Friday 15 January 2010

Daybreakers



Daybreakers

Slotting into the end-of-the-world zeitgeist that has built up with the renewed interest in the latest installments of two popular 70s genres, the disaster movie and zombie movie, Daybreakers performs the coup of covering both the tail end of the human race and the collapse of those responsible - in 2019 a vampire infection has spread so rapidly that they now comprise 95% of the population of Earth, with the last few humans hunted down in order to be farmed for blood.
Opening with a suicide scene where a young girl leaves a note and waits in the garden for sunrise, only to burst into flame, we than have sections of the note highlighted - frustrations at never growing up - then into the titles. This involves snippets of headlines and news broadcasts that fill in the back story. It seems a bat is responsible for kick-starting the infection in humans, and now vampires have become so numerous that blood supplies are running dangerously low and they are desperately trying to create a synthetic substitute.

The effort to create a new world adapted for vampires is admirable - subwalks, underground tunnels that connect buildings in cities, have been constructed so that vampires can move about during the day, and cars have modifications which block out the light and instead use cameras to feed video of the outside world in order to drive in sunlight. Smoking has enjoyed a rise in popularity, understandably as there is no health threat to the immortal undead and it provides a distraction from blood hunger as stocks dwindle, but well observed details like these also raise questions: in one scene the camera pans across a group of young vamps hanging out in what appears to be some sort of school uniform, and smoking with the studied insolence of the adolescent. But now that smoking is no longer taboo, why is the act an opportunity to display teen rebellion? And more importantly the majority of the teen vamps would be in their twenties by now seeing as the infection began a decade before - why carry on the teen act? Of course there is the possibility that vestigial social conventions still cling on, but it doesn't explain where the tobacco comes from - who grows it and how? If it's produced in indoor greenhouses how is photosynthesis achieved without killing the vampires?
Happily the film isn't chock full of such inconsistencies and within the horror genre Daybreakers does a pretty thorough job at creating a believable world, to the extent that you would pick up on niggles such as the cigarettes rather than just dismiss the whole thing as rubbish.

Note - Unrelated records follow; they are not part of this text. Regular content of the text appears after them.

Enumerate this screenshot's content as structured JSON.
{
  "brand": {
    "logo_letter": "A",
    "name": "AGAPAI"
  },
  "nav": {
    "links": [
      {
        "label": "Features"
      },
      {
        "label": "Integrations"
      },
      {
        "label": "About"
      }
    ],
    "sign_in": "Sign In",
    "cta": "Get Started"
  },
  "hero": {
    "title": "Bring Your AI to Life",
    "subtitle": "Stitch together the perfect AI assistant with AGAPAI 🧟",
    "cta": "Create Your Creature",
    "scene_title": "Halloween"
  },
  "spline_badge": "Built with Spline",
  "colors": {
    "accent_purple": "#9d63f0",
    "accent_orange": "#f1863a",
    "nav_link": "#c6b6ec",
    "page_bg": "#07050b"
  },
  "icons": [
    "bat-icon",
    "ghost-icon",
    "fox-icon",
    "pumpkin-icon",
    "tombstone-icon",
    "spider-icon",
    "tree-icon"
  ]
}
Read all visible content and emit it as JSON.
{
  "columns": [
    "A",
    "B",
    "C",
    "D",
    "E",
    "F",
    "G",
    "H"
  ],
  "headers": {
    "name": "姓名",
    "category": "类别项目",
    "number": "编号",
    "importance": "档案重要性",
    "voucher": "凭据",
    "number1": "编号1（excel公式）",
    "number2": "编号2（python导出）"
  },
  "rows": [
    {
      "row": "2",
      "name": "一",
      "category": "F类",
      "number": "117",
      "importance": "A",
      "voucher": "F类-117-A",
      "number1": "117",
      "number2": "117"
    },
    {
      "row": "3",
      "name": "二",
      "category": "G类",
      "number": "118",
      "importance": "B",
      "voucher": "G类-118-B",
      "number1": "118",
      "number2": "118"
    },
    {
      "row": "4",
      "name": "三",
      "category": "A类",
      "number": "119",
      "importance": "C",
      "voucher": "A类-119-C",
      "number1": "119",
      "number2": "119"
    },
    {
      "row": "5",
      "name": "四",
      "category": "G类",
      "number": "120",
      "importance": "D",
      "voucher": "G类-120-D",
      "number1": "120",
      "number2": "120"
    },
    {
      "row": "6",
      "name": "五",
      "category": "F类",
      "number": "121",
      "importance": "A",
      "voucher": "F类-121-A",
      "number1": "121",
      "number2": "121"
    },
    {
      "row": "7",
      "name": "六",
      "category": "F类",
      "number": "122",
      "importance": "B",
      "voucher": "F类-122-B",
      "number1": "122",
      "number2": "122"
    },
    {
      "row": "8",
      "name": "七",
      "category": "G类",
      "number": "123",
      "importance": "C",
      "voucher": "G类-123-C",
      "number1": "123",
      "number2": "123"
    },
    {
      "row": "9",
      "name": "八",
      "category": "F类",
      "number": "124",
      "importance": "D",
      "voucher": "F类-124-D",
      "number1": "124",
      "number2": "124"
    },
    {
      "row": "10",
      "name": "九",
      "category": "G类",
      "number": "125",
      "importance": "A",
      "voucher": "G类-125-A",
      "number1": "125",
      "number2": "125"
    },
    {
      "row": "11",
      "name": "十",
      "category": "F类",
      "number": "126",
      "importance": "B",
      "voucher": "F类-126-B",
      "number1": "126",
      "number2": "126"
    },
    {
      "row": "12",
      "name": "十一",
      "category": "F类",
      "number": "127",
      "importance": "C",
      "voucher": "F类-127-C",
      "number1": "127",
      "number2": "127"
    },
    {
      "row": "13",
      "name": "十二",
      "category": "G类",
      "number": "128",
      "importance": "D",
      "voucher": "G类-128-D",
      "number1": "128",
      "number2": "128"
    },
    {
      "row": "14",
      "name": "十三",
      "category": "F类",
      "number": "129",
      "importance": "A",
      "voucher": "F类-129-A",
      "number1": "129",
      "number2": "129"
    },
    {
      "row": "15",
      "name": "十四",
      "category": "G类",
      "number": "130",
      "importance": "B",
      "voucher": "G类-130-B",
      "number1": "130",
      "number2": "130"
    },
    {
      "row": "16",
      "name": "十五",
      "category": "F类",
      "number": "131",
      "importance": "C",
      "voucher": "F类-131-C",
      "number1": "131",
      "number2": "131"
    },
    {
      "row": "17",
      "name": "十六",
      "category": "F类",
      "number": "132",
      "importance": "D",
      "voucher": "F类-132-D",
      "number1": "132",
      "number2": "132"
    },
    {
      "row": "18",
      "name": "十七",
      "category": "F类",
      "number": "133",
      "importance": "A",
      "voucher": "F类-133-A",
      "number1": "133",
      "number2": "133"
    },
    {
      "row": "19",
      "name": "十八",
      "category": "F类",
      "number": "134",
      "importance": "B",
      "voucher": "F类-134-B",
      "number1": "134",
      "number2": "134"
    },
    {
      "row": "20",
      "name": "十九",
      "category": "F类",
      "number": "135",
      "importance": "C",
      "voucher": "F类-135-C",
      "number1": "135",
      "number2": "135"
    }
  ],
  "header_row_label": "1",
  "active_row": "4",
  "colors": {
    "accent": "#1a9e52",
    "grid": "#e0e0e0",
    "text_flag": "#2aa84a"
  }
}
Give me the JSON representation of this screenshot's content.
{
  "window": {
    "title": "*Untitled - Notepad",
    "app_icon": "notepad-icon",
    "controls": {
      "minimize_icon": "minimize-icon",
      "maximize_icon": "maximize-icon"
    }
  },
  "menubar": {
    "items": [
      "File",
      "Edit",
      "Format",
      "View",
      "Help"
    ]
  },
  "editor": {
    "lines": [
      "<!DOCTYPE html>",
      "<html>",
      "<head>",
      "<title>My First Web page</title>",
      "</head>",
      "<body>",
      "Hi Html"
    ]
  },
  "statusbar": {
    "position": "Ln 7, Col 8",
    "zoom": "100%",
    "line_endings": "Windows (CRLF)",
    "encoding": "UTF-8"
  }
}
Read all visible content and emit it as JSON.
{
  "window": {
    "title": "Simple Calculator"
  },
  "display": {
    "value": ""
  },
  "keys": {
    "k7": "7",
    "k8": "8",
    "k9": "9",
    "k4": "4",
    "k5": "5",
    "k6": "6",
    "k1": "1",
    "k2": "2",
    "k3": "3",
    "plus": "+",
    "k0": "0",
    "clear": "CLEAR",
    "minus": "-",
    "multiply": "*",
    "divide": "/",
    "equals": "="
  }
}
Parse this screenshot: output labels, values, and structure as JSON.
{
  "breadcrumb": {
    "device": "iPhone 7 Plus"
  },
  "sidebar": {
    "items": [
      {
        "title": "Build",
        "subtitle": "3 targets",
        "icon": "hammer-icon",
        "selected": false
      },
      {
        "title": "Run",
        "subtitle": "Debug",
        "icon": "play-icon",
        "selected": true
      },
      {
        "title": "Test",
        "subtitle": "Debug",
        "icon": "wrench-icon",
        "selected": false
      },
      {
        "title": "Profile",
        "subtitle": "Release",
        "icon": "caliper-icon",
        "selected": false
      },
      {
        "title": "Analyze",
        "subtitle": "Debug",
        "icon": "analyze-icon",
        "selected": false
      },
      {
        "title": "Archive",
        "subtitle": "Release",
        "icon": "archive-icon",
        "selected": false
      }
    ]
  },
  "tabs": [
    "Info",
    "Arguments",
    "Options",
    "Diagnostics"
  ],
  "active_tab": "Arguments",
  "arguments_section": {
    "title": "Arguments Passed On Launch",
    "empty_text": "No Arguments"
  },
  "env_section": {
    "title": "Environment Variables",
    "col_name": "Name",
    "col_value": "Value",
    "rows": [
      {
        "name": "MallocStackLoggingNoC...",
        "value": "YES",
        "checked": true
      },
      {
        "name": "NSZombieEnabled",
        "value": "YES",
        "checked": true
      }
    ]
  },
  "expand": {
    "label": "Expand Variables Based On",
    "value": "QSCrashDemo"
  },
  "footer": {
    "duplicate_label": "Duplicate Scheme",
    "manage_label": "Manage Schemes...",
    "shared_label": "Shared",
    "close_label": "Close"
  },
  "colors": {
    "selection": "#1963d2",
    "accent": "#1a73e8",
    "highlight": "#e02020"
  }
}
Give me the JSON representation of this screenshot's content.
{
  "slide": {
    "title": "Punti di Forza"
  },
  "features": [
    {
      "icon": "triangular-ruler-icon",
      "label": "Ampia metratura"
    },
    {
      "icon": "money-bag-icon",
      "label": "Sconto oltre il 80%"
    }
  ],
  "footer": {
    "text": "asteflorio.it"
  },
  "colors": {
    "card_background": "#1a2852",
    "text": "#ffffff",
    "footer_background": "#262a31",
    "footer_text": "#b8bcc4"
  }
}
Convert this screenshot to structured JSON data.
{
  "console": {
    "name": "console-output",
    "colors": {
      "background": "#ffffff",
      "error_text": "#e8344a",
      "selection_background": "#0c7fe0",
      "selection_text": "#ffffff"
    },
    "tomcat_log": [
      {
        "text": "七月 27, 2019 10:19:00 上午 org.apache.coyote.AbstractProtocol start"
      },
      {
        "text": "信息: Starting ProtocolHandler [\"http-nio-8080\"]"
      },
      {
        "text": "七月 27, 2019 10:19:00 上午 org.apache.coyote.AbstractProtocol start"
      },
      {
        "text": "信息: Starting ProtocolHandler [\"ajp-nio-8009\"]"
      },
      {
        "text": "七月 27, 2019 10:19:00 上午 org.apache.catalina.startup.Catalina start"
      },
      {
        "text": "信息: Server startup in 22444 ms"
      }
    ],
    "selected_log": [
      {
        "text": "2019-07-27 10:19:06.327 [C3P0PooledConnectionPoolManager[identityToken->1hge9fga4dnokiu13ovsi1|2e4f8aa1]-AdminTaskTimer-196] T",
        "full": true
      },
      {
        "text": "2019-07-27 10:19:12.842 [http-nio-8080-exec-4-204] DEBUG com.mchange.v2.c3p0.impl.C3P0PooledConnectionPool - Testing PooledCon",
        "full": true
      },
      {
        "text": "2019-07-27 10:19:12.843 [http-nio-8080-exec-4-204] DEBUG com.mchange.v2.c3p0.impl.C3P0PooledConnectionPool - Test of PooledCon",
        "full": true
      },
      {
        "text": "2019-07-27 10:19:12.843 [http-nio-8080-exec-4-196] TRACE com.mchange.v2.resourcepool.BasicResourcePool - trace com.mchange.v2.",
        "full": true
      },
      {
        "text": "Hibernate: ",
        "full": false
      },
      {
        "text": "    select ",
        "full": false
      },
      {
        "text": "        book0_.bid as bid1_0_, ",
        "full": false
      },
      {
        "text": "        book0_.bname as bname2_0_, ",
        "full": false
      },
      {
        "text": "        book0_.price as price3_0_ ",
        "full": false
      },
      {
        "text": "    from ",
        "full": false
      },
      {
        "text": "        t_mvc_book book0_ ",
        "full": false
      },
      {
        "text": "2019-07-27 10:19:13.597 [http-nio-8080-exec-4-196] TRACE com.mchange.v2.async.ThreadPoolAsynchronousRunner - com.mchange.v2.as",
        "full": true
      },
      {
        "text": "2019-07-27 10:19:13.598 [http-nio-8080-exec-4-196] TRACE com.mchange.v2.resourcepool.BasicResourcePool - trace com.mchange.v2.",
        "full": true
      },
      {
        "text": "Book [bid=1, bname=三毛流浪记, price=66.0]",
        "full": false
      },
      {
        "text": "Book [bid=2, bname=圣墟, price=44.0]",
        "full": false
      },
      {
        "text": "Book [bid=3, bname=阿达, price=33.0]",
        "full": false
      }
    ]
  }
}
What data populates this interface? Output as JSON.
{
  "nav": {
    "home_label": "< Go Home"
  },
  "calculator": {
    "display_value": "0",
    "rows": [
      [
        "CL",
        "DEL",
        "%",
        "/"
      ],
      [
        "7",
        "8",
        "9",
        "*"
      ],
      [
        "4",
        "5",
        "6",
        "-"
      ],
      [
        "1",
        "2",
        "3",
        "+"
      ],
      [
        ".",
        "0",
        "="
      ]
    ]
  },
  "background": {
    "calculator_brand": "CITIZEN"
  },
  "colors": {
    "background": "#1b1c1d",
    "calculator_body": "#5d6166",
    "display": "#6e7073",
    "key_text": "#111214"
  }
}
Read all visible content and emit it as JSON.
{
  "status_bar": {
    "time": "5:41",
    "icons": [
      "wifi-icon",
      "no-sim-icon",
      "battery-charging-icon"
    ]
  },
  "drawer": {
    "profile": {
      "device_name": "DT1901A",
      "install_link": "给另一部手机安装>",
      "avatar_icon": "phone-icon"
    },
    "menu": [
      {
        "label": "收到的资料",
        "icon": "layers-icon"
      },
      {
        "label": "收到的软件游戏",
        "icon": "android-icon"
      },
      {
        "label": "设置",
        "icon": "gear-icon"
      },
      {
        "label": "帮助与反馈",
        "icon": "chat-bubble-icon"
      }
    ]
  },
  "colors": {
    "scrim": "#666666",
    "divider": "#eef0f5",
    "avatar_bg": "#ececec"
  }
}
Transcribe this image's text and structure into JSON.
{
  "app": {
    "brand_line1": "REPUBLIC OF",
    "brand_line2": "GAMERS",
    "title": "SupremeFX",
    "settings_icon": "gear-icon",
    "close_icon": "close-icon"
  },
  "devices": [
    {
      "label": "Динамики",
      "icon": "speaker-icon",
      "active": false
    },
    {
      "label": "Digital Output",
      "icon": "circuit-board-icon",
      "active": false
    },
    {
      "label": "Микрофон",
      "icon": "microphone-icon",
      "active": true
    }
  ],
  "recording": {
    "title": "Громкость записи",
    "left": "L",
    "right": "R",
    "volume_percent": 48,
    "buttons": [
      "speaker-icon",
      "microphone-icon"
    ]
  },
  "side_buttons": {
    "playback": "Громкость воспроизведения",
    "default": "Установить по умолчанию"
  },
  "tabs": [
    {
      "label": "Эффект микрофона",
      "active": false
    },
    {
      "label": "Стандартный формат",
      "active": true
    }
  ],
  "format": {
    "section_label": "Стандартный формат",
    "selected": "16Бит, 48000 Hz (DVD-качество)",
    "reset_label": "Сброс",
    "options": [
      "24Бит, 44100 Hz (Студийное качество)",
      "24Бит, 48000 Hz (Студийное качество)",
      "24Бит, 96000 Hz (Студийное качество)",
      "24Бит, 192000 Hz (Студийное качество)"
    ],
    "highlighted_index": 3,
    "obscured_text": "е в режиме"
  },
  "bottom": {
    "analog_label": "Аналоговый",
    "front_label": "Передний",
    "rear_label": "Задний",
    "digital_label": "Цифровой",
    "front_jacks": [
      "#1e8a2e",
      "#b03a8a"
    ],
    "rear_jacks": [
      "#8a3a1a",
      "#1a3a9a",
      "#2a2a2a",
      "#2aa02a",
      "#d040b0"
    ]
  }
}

The themes underlying the film aren't exactly subtle; the baddies aren't just vampires, but represented by the corporation that farms blood and researches a substitute, and its CEO played by Sam Neill, whose fake fangs seem a little ill-fitting compared to the rest of the cast. Then you have the military industrial complex  in the form of the vampire army which hunts humans in daylight with tricked out humvees, full body anti-sunlight armour and automatic tranquiliser rifles. Further social commentary comes from the juxtaposition of the slick, suited vamps, living in fancy minimalist boxes in the city, whilst the human survivors clad in check shirts and blue jeans hole up in the countryside, setting out to rescue other survivors around the country in convoys of pickups and mobile homes.
Within vampire society itself the danger of blood famine isn't just starvation - it seems that if vampires go without human blood for too long they start to devolve into mindless, bestial creatures, taking on an appearance more bat than human and quite willing to attack other vampires in a lust for blood.

Amidst all of this is Ethan Hawke, head haematologist at Neill's company and in charge of blood substitute research, motivated not only to save vampirekind but out of regret that humans have become an endangered species. His chance encounter with a small band of survivors leads to him gaining their trust and being invited to their sanctuary in order to work on a cure that may have been discovered.
There's clearly a lot going on, but Daybreakers also manages to be particularly bloodthirsty, even for a vampire movie, with scenes of feeding, dismemberment and decapitation that wouldn't look out of place in a typical zombie flick, and even full-on gory bodily explosions. The cast do well, with Ethan Hawke in drippy mode as the vampire with a conscious, Sam Neill as the oily, reptilian arch capitalist who constantly pushes the bottom line (it seems that a decade of vampirism hasn't led to bloodlust overtaking consumer greed as the primary driving force) and Willem Dafoe, whose striking, sunken face perfectly fits someone supposed to be an ex-vampire, as well as the character who provides the main source of comic relief "Are we safe?" "As humans in a world of vampires we're about as safe as a five dollar whore".

After a resurgence in the vampire flick in 2009, thanks to the success of the Twilight films, it seems odd that Daybreakers has been released so far adrift, especially as at this time of year it is up against all of the last minute Oscar hopefuls. However, this distance surely works in its favour and helps it stand out, kick-starting 2010 and giving hope that this may be another good year for mainstream horror with the remakes of Romero's The Crazies and the Wolf Man both due shortly.

Not perfect, no, after all there must be a new slant to vampires in order to differentiate from the usual default of paler skin and shit contacts (look at Blade 2 for instance) that doesn't involve them having glittery fucking skin, but there are interesting ideas that are executed well enough that raise this above the average.